Well, I would simply say that, obviously, Perform customers are a bit self-selected. They are existing -- generally existing Dynatrace customers or penetrate prospects. They've chosen to be there. So you get that flavor of the market. Having said that, I would say that the conversations with a customer after customer after customer at Perform were absolutely exceptional. And the engagement was phenomenal. They are absolutely leaned in with regard to Dynatrace and the investments they're making in the Dynatrace platform, and they buy off on this notion that: number one, observability is becoming more and more critical amidst a world in which digital transformation is driving business transformation.
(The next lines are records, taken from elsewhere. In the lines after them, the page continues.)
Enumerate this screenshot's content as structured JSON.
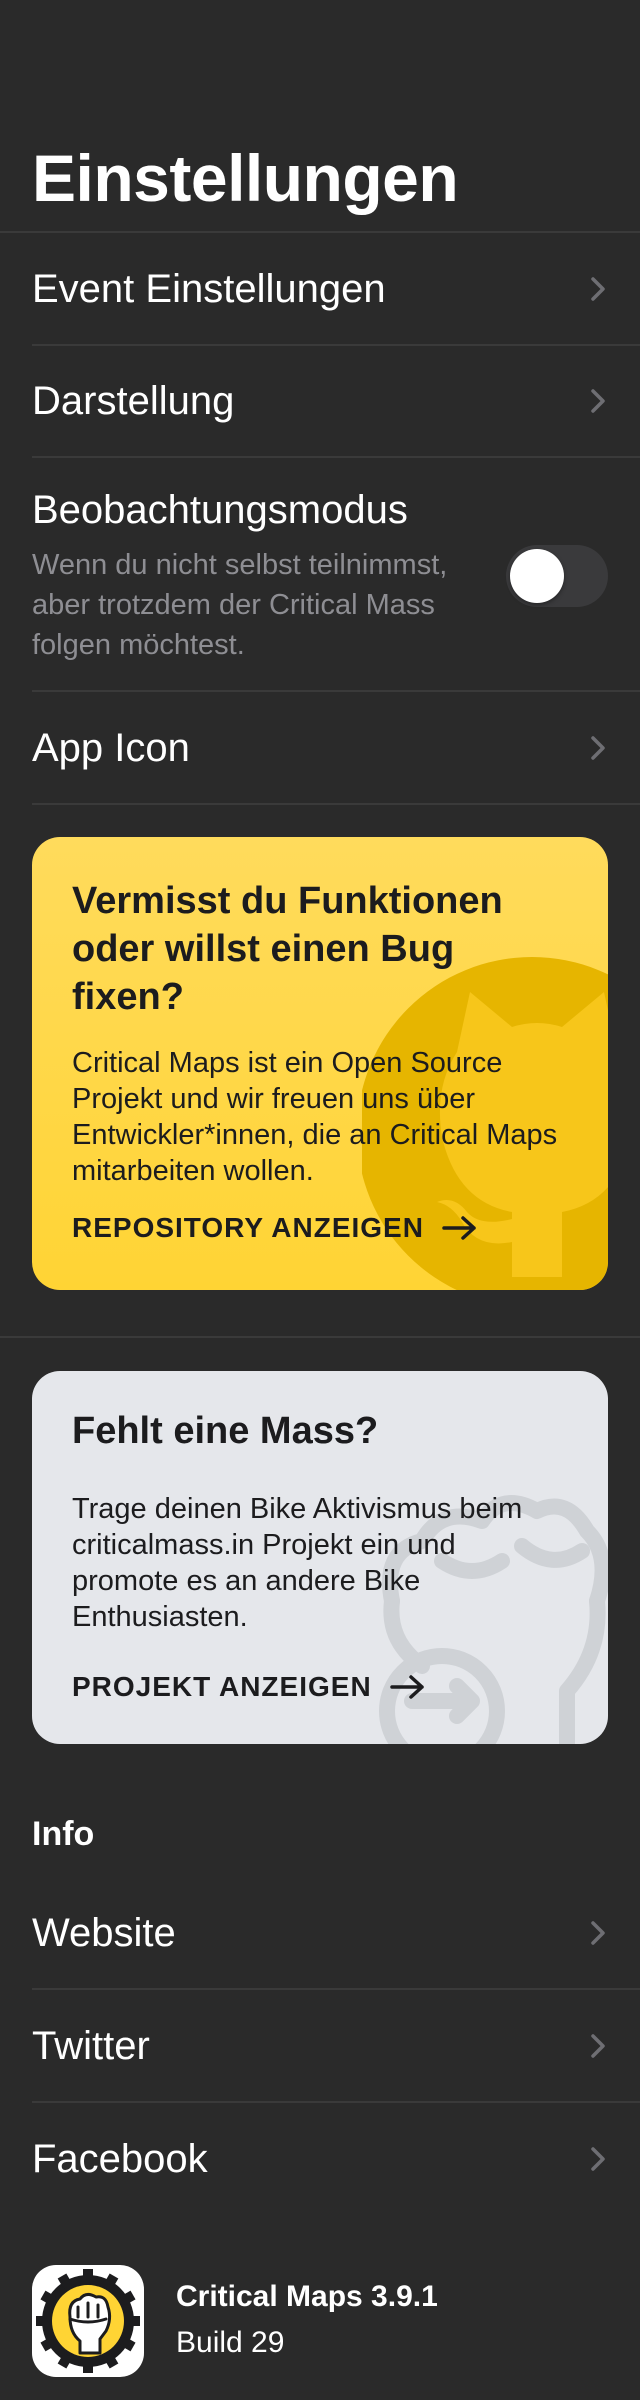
{
  "header": {
    "title": "Einstellungen"
  },
  "settings": {
    "event_settings": "Event Einstellungen",
    "appearance": "Darstellung",
    "observation_mode": {
      "title": "Beobachtungsmodus",
      "subtitle": "Wenn du nicht selbst teilnimmst, aber trotzdem der Critical Mass folgen möchtest.",
      "enabled": false
    },
    "app_icon": "App Icon"
  },
  "cards": {
    "github": {
      "title": "Vermisst du Funktionen oder willst einen Bug fixen?",
      "body": "Critical Maps ist ein Open Source Projekt und wir freuen uns über Entwickler*innen, die an Critical Maps mitarbeiten wollen.",
      "link": "REPOSITORY ANZEIGEN",
      "icon": "github-octocat-icon",
      "color": "#ffd434"
    },
    "mass": {
      "title": "Fehlt eine Mass?",
      "body": "Trage deinen Bike Aktivismus beim criticalmass.in Projekt ein und promote es an andere Bike Enthusiasten.",
      "link": "PROJEKT ANZEIGEN",
      "icon": "raised-fist-icon",
      "color": "#e5e7eb"
    }
  },
  "info": {
    "header": "Info",
    "links": [
      "Website",
      "Twitter",
      "Facebook"
    ]
  },
  "app": {
    "name": "Critical Maps 3.9.1",
    "build": "Build 29",
    "icon": "critical-maps-logo-icon"
  },
  "colors": {
    "background": "#2a2a2a",
    "secondary_text": "#8e8e93",
    "chevron": "#6e6e73",
    "accent_yellow": "#ffd434"
  }
}
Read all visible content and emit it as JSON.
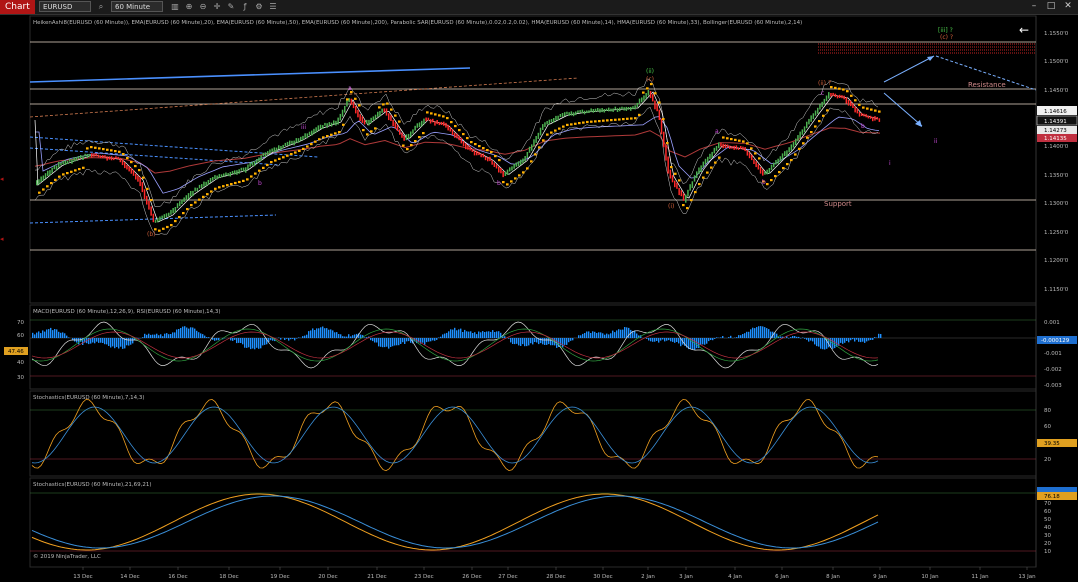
{
  "toolbar": {
    "tab": "Chart",
    "symbol": "EURUSD",
    "interval": "60 Minute"
  },
  "colors": {
    "background": "#000000",
    "heiken_up": "#4caf50",
    "heiken_down": "#ff2a2a",
    "sar": "#ffb000",
    "ema20": "#ffffff",
    "ema50": "#9aa0ff",
    "ema200": "#b03a3a",
    "macd_hist": "#1e90ff",
    "stoch_d": "#f0a020",
    "stoch_k": "#3a8fd8"
  },
  "panels": {
    "price_title": "HeikenAshi8(EURUSD (60 Minute)), EMA(EURUSD (60 Minute),20), EMA(EURUSD (60 Minute),50), EMA(EURUSD (60 Minute),200), Parabolic SAR(EURUSD (60 Minute),0.02,0.2,0.02), HMA(EURUSD (60 Minute),14), HMA(EURUSD (60 Minute),33), Bollinger(EURUSD (60 Minute),2,14)",
    "macd_title": "MACD(EURUSD (60 Minute),12,26,9), RSI(EURUSD (60 Minute),14,3)",
    "stoch1_title": "Stochastics(EURUSD (60 Minute),7,14,3)",
    "stoch2_title": "Stochastics(EURUSD (60 Minute),21,69,21)",
    "copyright": "© 2019 NinjaTrader, LLC"
  },
  "price_axis": [
    "1.1550'0",
    "1.1500'0",
    "1.1450'0",
    "1.1400'0",
    "1.1350'0",
    "1.1300'0",
    "1.1250'0",
    "1.1200'0",
    "1.1150'0"
  ],
  "price_badges": [
    "1.14616",
    "1.14391",
    "1.14273",
    "1.14135"
  ],
  "macd_axis": [
    "0.001",
    "-0.001",
    "-0.002",
    "-0.003"
  ],
  "macd_badge": "-0.000129",
  "rsi_left_axis": [
    "70",
    "60",
    "40",
    "30"
  ],
  "rsi_badge": "47.46",
  "stoch1_axis": [
    "80",
    "60",
    "40",
    "20"
  ],
  "stoch1_badge": "39.35",
  "stoch2_axis": [
    "80",
    "70",
    "60",
    "50",
    "40",
    "30",
    "20",
    "10"
  ],
  "stoch2_badge": "76.18",
  "dates": [
    "13 Dec",
    "14 Dec",
    "16 Dec",
    "18 Dec",
    "19 Dec",
    "20 Dec",
    "21 Dec",
    "23 Dec",
    "26 Dec",
    "27 Dec",
    "28 Dec",
    "30 Dec",
    "2 Jan",
    "3 Jan",
    "4 Jan",
    "6 Jan",
    "8 Jan",
    "9 Jan",
    "10 Jan",
    "11 Jan",
    "13 Jan"
  ],
  "annotations": {
    "resistance": "Resistance",
    "support": "Support",
    "wave_b_paren": "(b)",
    "wave_a": "a",
    "wave_iii": "iii",
    "wave_b1": "b",
    "wave_b2": "b",
    "wave_ii_green": "(ii)",
    "wave_c_green": "(c)",
    "wave_i_paren": "(i)",
    "wave_a2": "a",
    "wave_b3": "b",
    "wave_ii_q": "(ii) ?",
    "wave_c": "c",
    "wave_b4": "b",
    "wave_iii_green_q": "[iii] ?",
    "wave_c_q": "(c) ?",
    "wave_ii_purple": "ii",
    "wave_i_purple": "i"
  }
}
And number two, that they can't do it in a manual way through dashboards and alerting, which leads to number three, that they need a platform that is driving analytics, AI and automation to enable them to do it better than they could do otherwise. And so that was the type of feedback that we heard is extremely positive. It was simply a fantastic event.

Will Power

Analyst

Okay, thank you.

Rick McConnell

Analyst

All right. That brings us to the close. I wanted to thank you all for your engaged questions as usual and your ongoing support. We -- as we've echoed throughout the course of this call, remain quite bullish about the opportunity that lies ahead. We look forward to connecting with you at upcoming IR events over the coming weeks, and we wish you all a very good day. Thank you.

Operator

Operator

This will conclude today's conference. You may now disconnect your lines at this time, log off your webcast, and thank you for your participation. Have a wonderful day.